A charcuterie board is my go-to party appetizer. Everyone loves cured and smoked meats and it can be made in just a few minutes and with three simple steps.
Of all the appetizers I serve at parties, the charcuterie board is ALWAYS the crowd favorite. How do I know? It is devoured first and there is typically nothing but crumbs left at the end party. From a hostess perspective, charcuterie boards are my favorite to make because 95% of work is done when your are shopping. Take your everyday cutting board, slice you meats strategically scatter meats, accouterments and few garnishes. BOOM! Done. With summer around the corner, nobody wants to be held up cooking in the kitchen.
Charcuterie – The Meats
Charcuterie, is a variety of prepared meats; cured, smoked or spreadable. It includes everything from bacon, ham, and sausage to terrines, galantines and pâtés. Serious Eats has a great article on the various types of French charcuterie. Charcuterie boards are often served with bread and a variety of accouterments.
When choosing meats I like to use a variety of meats with different flavors and textures. Really, there are no rules to follow. I’ve done simple boards with sliced hard salami, bread, and mustard. And, I have done fancy boards with Foie Gras and kanuka honey. Both were devoured by guests. I say go with what you like eat. Below are just a few suggestions on the types of charcuterie to include to create a balanced board with something for everyone to try.
Soft Sliced Meat
I typically serve an uncured sausage on my charcuterie board. They are typically less salty than cured sausages and, for my denture wearing party guests, they are also easier to eat. The meat pictured above is kosher all beef salami from Abeles & Heymann; they are great producers of gourmet kosher delicacies. If you don’t have access to a store that sells uncured sausage (and don’t have time to order online), ham from the deli department is a great choice. It’s low in price and people will love it. Ask the deli to cut a whole piece off the ham and then when preparing your board, cut the piece into 1″ chunks. If you can only find pre-sliced ham at the store, roll it up and stack the rolls in pile on the board.
Hard Sliced Meat
Hard cured charcuterie is my favorite. There are so many types of to choose from and I tend to go with big flavors. The selection above is from Olympia Provisions in Portland. It’s Saucisson D’Alsace, a salami flavored with clove, nutmeg, allspice & cinnamon. Olympia Provisions was Oregon’s first USDA-approved salumeria, established in 2009. Everything they make is handcrafted and 100% amazing.

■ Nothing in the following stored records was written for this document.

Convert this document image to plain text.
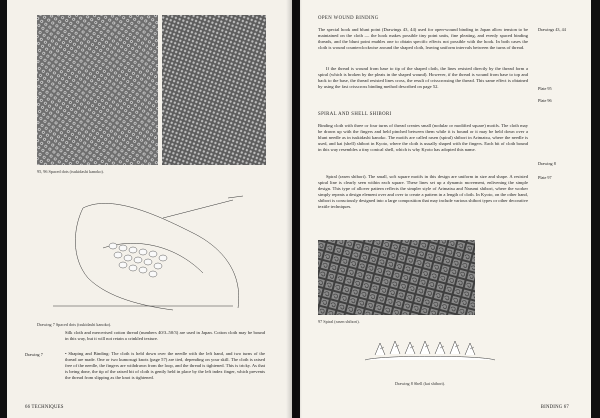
95, 96 Spaced dots (tsukidashi kanoko).
Drawing 7 Spaced dots (tsukidashi kanoko).
Silk cloth and mercerised cotton thread (numbers 40/3–50/3) are used in Japan. Cotton cloth may be bound in this way, but it will not retain a crinkled texture.
Drawing 7	• Shaping and Binding: The cloth is held down over the needle with the left hand, and two turns of the thread are made. One or two kumosugi knots (page 57) are tied, depending on your skill. The cloth is raised free of the needle, the fingers are withdrawn from the loop, and the thread is tightened. This is tricky. As that is being done, the tip of the raised bit of cloth is gently held in place by the left index finger, which prevents the thread from slipping as the knot is tightened.
66 TECHNIQUES
OPEN WOUND BINDING
The special hook and blunt point (Drawings 43, 44) used for open-wound binding in Japan allow tension to be maintained on the cloth — the hook makes possible tiny point units, fine pleating, and evenly spaced binding threads, and the blunt point enables one to obtain specific effects not possible with the hook. In both cases the cloth is wound counterclockwise around the shaped cloth, leaving uniform intervals between the turns of thread.
If the thread is wound from base to tip of the shaped cloth, the lines resisted directly by the thread form a spiral (which is broken by the pleats in the shaped wound). However, if the thread is wound from base to top and back to the base, the thread resisted lines cross, the result of crisscrossing the thread. This same effect is obtained by using the fast crisscross binding method described on page 52.
SPIRAL AND SHELL SHIBORI
Binding cloth with three or four turns of thread creates small (nodular or modified square) motifs. The cloth may be drawn up with the fingers and held pinched between them while it is bound or it may be held down over a blunt needle as in tsukidashi kanoko. The motifs are called rasen (spiral) shibori in Arimatsu, where the needle is used, and kai (shell) shibori in Kyoto, where the cloth is usually shaped with the fingers. Each bit of cloth bound in this way resembles a tiny conical shell, which is why Kyoto has adopted this name.
Spiral (rasen shibori). The small, soft square motifs in this design are uniform in size and shape. A resisted spiral line is clearly seen within each square. These lines set up a dynamic movement, enlivening the simple design. This type of allover pattern reflects the simpler style of Arimatsu and Narumi shibori, where the worker simply repeats a design element over and over to create a pattern in a length of cloth. In Kyoto, on the other hand, shibori is consciously designed into a large composition that may include various shibori types or other decorative textile techniques.
Drawings 43, 44
Plate 95
Plate 96
Drawing 8
Plate 97
97 Spiral (rasen shibori).
Drawing 8 Shell (kai shibori).
BINDING 67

Cured meats are pretty abundant but not all are made with high-quality ingredients. When possible I try to pick cured meats that are naturally aged and not hot-incubated, cooked or irradiated.
I like to put one or two soft spreadable meats on every board I make. I love a silky smooth pork or duck liver pâté mousse because it adds a rich and creamy component to the spread. You can actually buy pâté in cans at speciality stores. Canned pâté keeps in the cupboard for several months. I know it sounds weird, but many of them are actually very good. When I was in London, I stocked up at Fortnum and Mason (it legal to bring canned meat back from the UK). I do buy fresh when I can and for my local readers in Chicago, Butcher and Lardner at Local Foods sells a delicious pork liver pâté mouse.
My favorite pâté to eat is country-style pork pâté. I like the texture of country pâté and I prefer when it is studded heavily with nuts. The selection above is also from Olympia Provisions. It is made with Oregon hazelnuts and house-cured bacon; spiked with cognac and Oregon honey. AMAZING.
Honey, jam, dried fruit, nuts, pickled vegetables, mustard, and bread. All or any of these items can be put on the board. At minimum, I do recommend a sweet and a savory.
However, the only must that should go on every charcuterie board is mustard. Mustard is like bay leaf in soup, without it, something is just missing. I do like to change up the types of mustards I use and I often put a couple different dollops on the board for people to taste.
Once you have constructed your board, a garnish is optional. When I do dress my charcuterie boards up, I use a few stems of fresh herbs. Like I said in the beginning of this post, most of the work goes into the shopping. Pick out what you and your guests like to eat and put on your board. In the world of Charcuterie, the options are endless.